A ESTRELA NASCENTE DO ANJO GABRIEL - Aidenor Aires*


Foto: Aidenor Aires e Gabriel Nascente*

Eu Gabriel Nascente, vim da serragem.
E José também me chamo.
Nasci pouco antes da primeira estrela.
Sou filho do crepúsculo. Sou de 50.
Sou de janeiro. Sou das ruas de chão
Do Bairro Popular, cúpula de gorjeios
Da minha infância,
Sou dos brejos do Botafogo.
Sou de Goiânia.
(O Bié da 75, de A VALSA DOS RATOS)


Estou aqui hoje para reunir memórias. Apalpo nestas palavras a
sincronia que une estradas, concilia veios, acumplicia torrentes e caudais.
Certo de que há maiores mistérios do que é possível sugerir as palavras, ou
desnudar a razão, este momento é, para mim, de reencontro. O que aqui vedes é o balbuciar de um menino dos barrancos do Rio Branco, no Riachão das Neves, Oeste Baiano, estendendo seu chapéu de couro para limpar a frente, varrer os caminhos para que entre e habite entre os espíritos goianos, o menino dos barrancos do Meia Ponte, com seu violino de madeira, sua mão de serrote e seu discurso fractal de serragem e tupia.

Encontramo-nos, na primeira vez, em 1959, após o fatal dezembro que
lhe arrancara o pai, marceneiro e pescador, Antônio Estrela Nascente. Mudara-se, então, com sua mãe Antônia Barbosa Nascente e a grande irmandade, para a Vila Nova. Foram residir em casa alugada do Senhor José Bibica, a melhor vivenda da Rua 206, que era habitada por pequenos comerciantes, carroceiros, lenheiros, alguns funcionários e operários, pedreiros, serventes e lavadeiras. Dois elementos introduziam certa originalidade e estranheza naquele extremo do bairro que, logo abaixo, se abria em pastos e fazendas que margeavam a represa do Jaó. O primeiro era um menestrel anônimo conhecido como “Seu Antônio, que tinha um apelido impronunciável – festa dos meninos e cérbera ira sua -, que vivia num casebre de latas no fundo do quintal onde estava o barracão que habitávamos. Antônio arrastava as pernas, arrimado em um bastão, à causa de feridas crônicas que lhe embaraçavam os movimentos. Era alimentado pela vizinhança e consolava sua vida solitária com um violão e a inseparável garrafa de cachaça. Mantinha na garrafa, onde o líquido era renovado diariamente, uma cobra que ali metera ainda viva. Bebia o licor viperino,
tocava um tropeço violão e engasgava sentidas melodias. Talvez Antônio, o
bêbado e ferido poeta, tenha sido o primeiro rapsodo encontrado por Gabriel
Nascente, então com 9 anos de idade. Outra exceção na tranquilidade da Rua 206 era, no fim daquela via, em pequena praça, um serviço de alto-falantes chamado pomposamente “A Voz da Liberdade”, mantida pelo locutor e divulgador da futura candidatura de Jânio Quadros, que se dizia chamar Manoel Bezerra de Melo. O locutor de pronúncia clara e bem articulada entremeava reclames comerciais, anúncios fúnebres, ofertas musicais com jingles e propagandas do homem da vassoura.

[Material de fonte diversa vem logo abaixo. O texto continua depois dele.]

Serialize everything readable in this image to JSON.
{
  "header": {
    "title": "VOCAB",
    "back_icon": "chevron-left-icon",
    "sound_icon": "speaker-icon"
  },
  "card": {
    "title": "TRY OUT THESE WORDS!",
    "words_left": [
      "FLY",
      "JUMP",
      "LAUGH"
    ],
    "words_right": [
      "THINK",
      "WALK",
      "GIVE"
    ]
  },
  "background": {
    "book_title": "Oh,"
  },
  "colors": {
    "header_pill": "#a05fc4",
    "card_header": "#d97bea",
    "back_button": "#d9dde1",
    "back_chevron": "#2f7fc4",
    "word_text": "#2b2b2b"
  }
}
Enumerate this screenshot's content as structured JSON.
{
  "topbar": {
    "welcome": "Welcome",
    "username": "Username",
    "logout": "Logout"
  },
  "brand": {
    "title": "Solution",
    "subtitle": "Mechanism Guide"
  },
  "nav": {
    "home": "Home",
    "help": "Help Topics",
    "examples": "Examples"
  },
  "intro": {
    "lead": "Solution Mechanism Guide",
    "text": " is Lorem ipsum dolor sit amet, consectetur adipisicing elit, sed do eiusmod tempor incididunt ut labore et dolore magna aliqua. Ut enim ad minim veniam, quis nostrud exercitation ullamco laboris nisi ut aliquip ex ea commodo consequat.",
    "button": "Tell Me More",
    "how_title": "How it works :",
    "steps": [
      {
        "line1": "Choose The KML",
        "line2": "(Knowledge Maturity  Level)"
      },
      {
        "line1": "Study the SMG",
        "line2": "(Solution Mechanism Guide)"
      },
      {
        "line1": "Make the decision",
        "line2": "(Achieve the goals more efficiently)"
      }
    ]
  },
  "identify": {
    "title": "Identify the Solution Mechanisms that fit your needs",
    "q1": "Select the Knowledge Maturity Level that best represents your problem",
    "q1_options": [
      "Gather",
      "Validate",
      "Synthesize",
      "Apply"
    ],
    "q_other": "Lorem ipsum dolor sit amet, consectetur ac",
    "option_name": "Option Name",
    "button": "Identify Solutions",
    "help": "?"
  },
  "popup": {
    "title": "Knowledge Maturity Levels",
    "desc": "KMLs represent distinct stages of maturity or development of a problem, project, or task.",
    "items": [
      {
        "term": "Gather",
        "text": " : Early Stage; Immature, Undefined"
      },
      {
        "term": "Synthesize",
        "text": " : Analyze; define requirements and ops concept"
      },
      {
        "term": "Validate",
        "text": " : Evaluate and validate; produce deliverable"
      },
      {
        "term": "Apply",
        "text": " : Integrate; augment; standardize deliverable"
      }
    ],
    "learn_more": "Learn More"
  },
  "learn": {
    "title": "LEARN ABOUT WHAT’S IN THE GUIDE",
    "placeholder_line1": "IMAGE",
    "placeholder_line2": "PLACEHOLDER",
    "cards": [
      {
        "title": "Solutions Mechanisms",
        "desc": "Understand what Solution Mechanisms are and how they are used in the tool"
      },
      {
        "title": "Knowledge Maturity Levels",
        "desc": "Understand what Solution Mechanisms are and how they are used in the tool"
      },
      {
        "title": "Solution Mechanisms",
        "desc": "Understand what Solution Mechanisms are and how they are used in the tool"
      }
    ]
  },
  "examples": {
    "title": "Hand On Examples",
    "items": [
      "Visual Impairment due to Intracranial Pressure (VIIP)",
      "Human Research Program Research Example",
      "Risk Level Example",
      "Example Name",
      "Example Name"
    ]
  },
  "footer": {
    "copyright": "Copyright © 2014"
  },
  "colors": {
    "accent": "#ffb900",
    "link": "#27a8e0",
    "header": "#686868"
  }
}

Embora nossas casas estivessem frente a frente, nossa aproximação se
deu pela curiosidade de Gabriel sobre o bardo ermitão que vivia no casebre em nosso quintal, com seu violão, seu canto esganiçado e mirabolantes histórias que provocavam a imaginação da criançada. Depois, pela descoberta de que em nosso quintal havia muitas amoreiras, dessas reles e comuns amoras negras que só interessam aos pássaros e aos meninos. Colhíamos então, os pequenos frutos negros, enrugados, e como em minha casa não havia energia elétrica ou qualquer
aparelho, além de um rádio de pilhas, levávamos a colheita até a casa de D.
Antônia, mãe de Gabriel. Ali suas irmãs Tânia e Vera trituravam as frutinhas
plebéias no liquidificador, transformando-as em doce, violáceo e saboroso
suco, regalo da meninada, num tempo parco de guloseimas e refrigerantes.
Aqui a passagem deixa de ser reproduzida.